Beyond the Sea (2004)

This biopic of singer Bobby Darin has something of the bright, sparkly feel of 1950s musicals - The Five Pennies or The Glenn Miller Story - as it hammers the facts into a framework for musical numbers or great acting turns. It opens with Darin (Kevin Spacey) snapping coolly through 'Mack the Knife' in a nightclub, then pulls back to show this is an imagined movie studio and Darin is somehow supervising a film version of his own life, heckled by a kid (William Ullrich) who represents his younger self (and bluntly tells Spacey he is too old for the role). We flash back to the childhood primal business about a sickly kid doctors think won't make fifteen and a supportive showbiz-aspirant mama (Brenda Blethyn) who encourages Walden Robert Cassotto to practice – cuing an exuberant 'Lazy River' dance number on the street, which sends Darin dancing off to a hectic career.

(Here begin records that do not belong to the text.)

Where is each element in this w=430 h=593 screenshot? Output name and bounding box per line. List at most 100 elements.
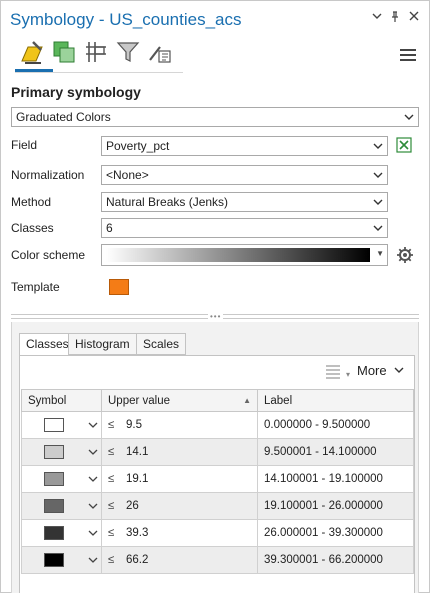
- field-select[interactable]: Poverty_pct: [101, 136, 388, 156]
- vary-symbology-icon[interactable]: [49, 37, 79, 67]
- chevron-down-icon[interactable]: [88, 447, 98, 457]
- normalization-label: Normalization: [11, 168, 85, 182]
- chevron-down-icon: [373, 199, 383, 205]
- gear-icon[interactable]: [396, 246, 414, 264]
- color-ramp: [106, 248, 370, 262]
- template-symbol-swatch[interactable]: [109, 279, 129, 295]
- upper-value: 39.3: [126, 527, 149, 539]
- upper-value: 66.2: [126, 554, 149, 566]
- chevron-down-icon: [373, 225, 383, 231]
- tab-scales[interactable]: Scales: [136, 333, 187, 355]
- table-row[interactable]: ≤26 19.100001 - 26.000000: [21, 492, 414, 520]
- table-row[interactable]: ≤19.1 14.100001 - 19.100000: [21, 465, 414, 493]
- pane-splitter[interactable]: •••: [11, 312, 419, 321]
- class-symbol-swatch[interactable]: [44, 445, 64, 459]
- close-icon[interactable]: [409, 11, 419, 25]
- field-value: Poverty_pct: [106, 139, 170, 153]
- operator: ≤: [108, 473, 115, 485]
- symbol-cell[interactable]: [21, 492, 102, 520]
- more-label: More: [357, 363, 387, 378]
- table-row[interactable]: ≤39.3 26.000001 - 39.300000: [21, 519, 414, 547]
- method-value: Natural Breaks (Jenks): [106, 195, 229, 209]
- label-cell[interactable]: 19.100001 - 26.000000: [257, 492, 414, 520]
- upper-value-cell[interactable]: ≤9.5: [101, 411, 258, 439]
- upper-value-cell[interactable]: ≤39.3: [101, 519, 258, 547]
- class-symbol-swatch[interactable]: [44, 553, 64, 567]
- chevron-down-icon[interactable]: [88, 528, 98, 538]
- caret-down-icon: ▼: [376, 249, 384, 258]
- upper-value-cell[interactable]: ≤66.2: [101, 546, 258, 574]
- grip-icon: •••: [208, 312, 224, 321]
- color-scheme-label: Color scheme: [11, 248, 86, 262]
- table-view-caret-icon[interactable]: ▾: [346, 370, 350, 379]
- column-header-label[interactable]: Label: [257, 389, 414, 412]
- upper-value-cell[interactable]: ≤19.1: [101, 465, 258, 493]
- label-cell[interactable]: 26.000001 - 39.300000: [257, 519, 414, 547]
- operator: ≤: [108, 527, 115, 539]
- symbology-type-value: Graduated Colors: [16, 110, 111, 124]
- template-label: Template: [11, 280, 60, 294]
- pane-title: Symbology - US_counties_acs: [10, 10, 242, 29]
- primary-symbology-icon[interactable]: [17, 37, 47, 67]
- chevron-down-icon: [373, 143, 383, 149]
- classes-section: Classes Histogram Scales ▾ More Symbol U…: [11, 322, 419, 593]
- table-row[interactable]: ≤14.1 9.500001 - 14.100000: [21, 438, 414, 466]
- column-header-upper-value[interactable]: Upper value ▲: [101, 389, 258, 412]
- symbol-cell[interactable]: [21, 546, 102, 574]
- classes-select[interactable]: 6: [101, 218, 388, 238]
- chevron-down-icon: [373, 172, 383, 178]
- upper-value: 19.1: [126, 473, 149, 485]
- field-label: Field: [11, 138, 38, 152]
- color-scheme-select[interactable]: ▼: [101, 244, 388, 266]
- symbol-cell[interactable]: [21, 465, 102, 493]
- operator: ≤: [108, 500, 115, 512]
- table-row[interactable]: ≤66.2 39.300001 - 66.200000: [21, 546, 414, 574]
- chevron-down-icon[interactable]: [88, 420, 98, 430]
- column-header-symbol[interactable]: Symbol: [21, 389, 102, 412]
- symbol-cell[interactable]: [21, 519, 102, 547]
- symbol-cell[interactable]: [21, 411, 102, 439]
- symbology-toolbar: [11, 37, 411, 73]
- table-view-icon[interactable]: [325, 365, 341, 379]
- toolbar-divider: [15, 72, 183, 73]
- class-symbol-swatch[interactable]: [44, 499, 64, 513]
- class-symbol-swatch[interactable]: [44, 418, 64, 432]
- pane-options-icon[interactable]: [372, 11, 382, 25]
- upper-value-header-label: Upper value: [108, 394, 171, 407]
- symbol-cell[interactable]: [21, 438, 102, 466]
- label-cell[interactable]: 14.100001 - 19.100000: [257, 465, 414, 493]
- upper-value-cell[interactable]: ≤14.1: [101, 438, 258, 466]
- primary-symbology-heading: Primary symbology: [11, 84, 141, 100]
- pin-icon[interactable]: [390, 11, 400, 27]
- chevron-down-icon[interactable]: [88, 474, 98, 484]
- label-cell[interactable]: 39.300001 - 66.200000: [257, 546, 414, 574]
- symbology-type-select[interactable]: Graduated Colors: [11, 107, 419, 127]
- filter-icon[interactable]: [113, 37, 143, 67]
- table-row[interactable]: ≤9.5 0.000000 - 9.500000: [21, 411, 414, 439]
- more-menu[interactable]: More: [357, 363, 404, 378]
- classes-value: 6: [106, 221, 113, 235]
- symbology-pane: Symbology - US_counties_acs Primary symb…: [0, 0, 430, 593]
- chevron-down-icon[interactable]: [88, 501, 98, 511]
- class-symbol-swatch[interactable]: [44, 472, 64, 486]
- classes-label: Classes: [11, 221, 54, 235]
- method-select[interactable]: Natural Breaks (Jenks): [101, 192, 388, 212]
- chevron-down-icon: [404, 114, 414, 120]
- classes-table: Symbol Upper value ▲ Label ≤9.5 0.000000 …: [21, 389, 414, 574]
- method-label: Method: [11, 195, 52, 209]
- label-cell[interactable]: 0.000000 - 9.500000: [257, 411, 414, 439]
- chevron-down-icon[interactable]: [88, 555, 98, 565]
- menu-icon[interactable]: [400, 49, 416, 63]
- operator: ≤: [108, 554, 115, 566]
- title-bar: Symbology - US_counties_acs: [1, 1, 429, 35]
- label-cell[interactable]: 9.500001 - 14.100000: [257, 438, 414, 466]
- label-classes-icon[interactable]: [145, 37, 175, 67]
- tab-histogram[interactable]: Histogram: [68, 333, 137, 355]
- normalization-select[interactable]: <None>: [101, 165, 388, 185]
- symbol-layers-icon[interactable]: [81, 37, 111, 67]
- normalization-value: <None>: [106, 168, 149, 182]
- operator: ≤: [108, 419, 115, 431]
- upper-value-cell[interactable]: ≤26: [101, 492, 258, 520]
- field-expression-icon[interactable]: [396, 137, 412, 153]
- class-symbol-swatch[interactable]: [44, 526, 64, 540]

If there's a problem, it's the familiar biopic factor: though some extraordinary things happened to Darin (the woman he thought was his sister turned out to be his mother), his career arc in showbiz was like that of many, many other subjects of musicals: check the marriage to another star (Kate Bosworth as Sandra Dee – which may be cruelly apt casting) which veers between romantic comedy happiness and conflicting career drag-out fights, the failed new direction after the initial success has passed (Darin tries to be a hippie anti-war folkie) that sets up a final triumph as he manages to reconcile his new message ('We the People Don't Want a War') with his old showbizzy style, the steady march of American history in the background with a big trauma announced over the radio (here, it's the assassination of Bobby Kennedy) and the loyal crew of comical supporters (John Goodman, Bob Hoskins – neither stretched). Spacey, also directing, is onscreen almost all the time: there's not much new to his Darin, but his musical performances (and dance moves) are uncanny (even if he looks disturbingly like Bela Lugosi) and he relishes a few big 'acting' moments (throwing a tantrum when Melvyn Douglas beats Darin to the Best Supporting Actor Oscar, shattered to learn about his parentage). It feels like a big movie star (Spacey, of course, has won Oscars) trying to show he can do karaoke too. Ironies: Darin's mainstream hit was written by communists (Weill and Brecht), Douglas allegedly got his sympathy Oscar for being on his death-bed but actually outlived Darin ('I was dying first') by years. Best Supporting Actress bid here comes from Caroline Aaron as the sister-mother, brassily embarrassing but agonised at keeping her secret, finally revealing it with a slight tinge of malice, sobbing at the reconciliation acknowledged in that last Vegas gig.